The players rolled really well in the Space fight, despite having limited Space Assets, mostly as the Ace lured large numbers off into a merry chase, opening up a chance to harass the Escorts. They one 2 rounds 2 phases, keeping them in Space for a lone time and took out a Raider before retreating to Surface. They then sprung the trap with their Droid army they had re-activated (the Droids all rose from the "Dead" to ambush the Stormtroopers) and ended up holding the assault long enough at the Landing shafts that Captain Nervi arrived to take over, prompting the players to take direct action and call him out, resulting in his death (although he nearly killed our Ace because she took a selfie flying past his Bridge). After this re rolled a couple more Mass Combat Checks with the Imperials lacking Leadership and narratively ended it.

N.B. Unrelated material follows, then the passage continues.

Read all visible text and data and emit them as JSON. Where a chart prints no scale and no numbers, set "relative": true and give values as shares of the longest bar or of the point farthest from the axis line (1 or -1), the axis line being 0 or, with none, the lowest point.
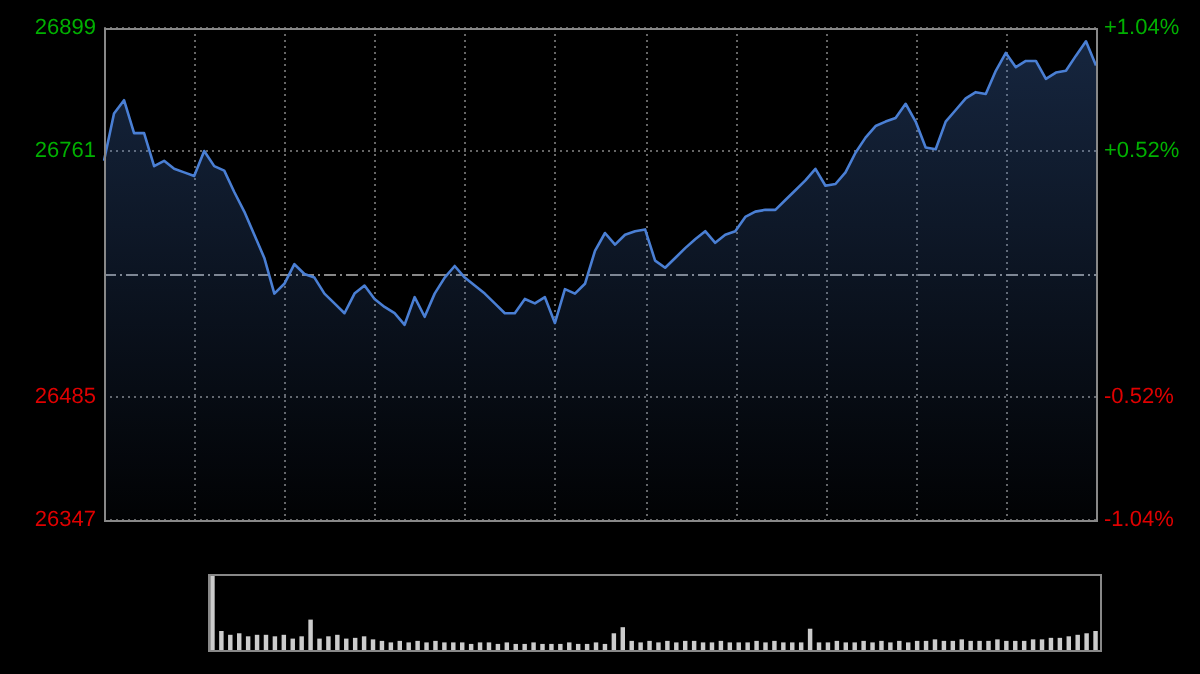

The Players had a great time. The session was awesome. I rate this Mass Combat 7/10. I think I have some improvements I want to try as I work on this skillset. I am considering "Strategic Actions" Being players can take 2 turns back to Back then a Battle Phase roll, but I want NPC's to do the same back to cause more Wounds and Strain effects to the Players personally, so the battle still occurs over a Mass Battle type pace, but is appropriately involving to the players, as Despairs and Threat don't quite rack enough up consequences wise. Alternatively I might try Normal Structured Time turns with a Mass battle Roll at the End of the Round, but each Roll representing a smaller Slice of time - so more of them per phase of battle.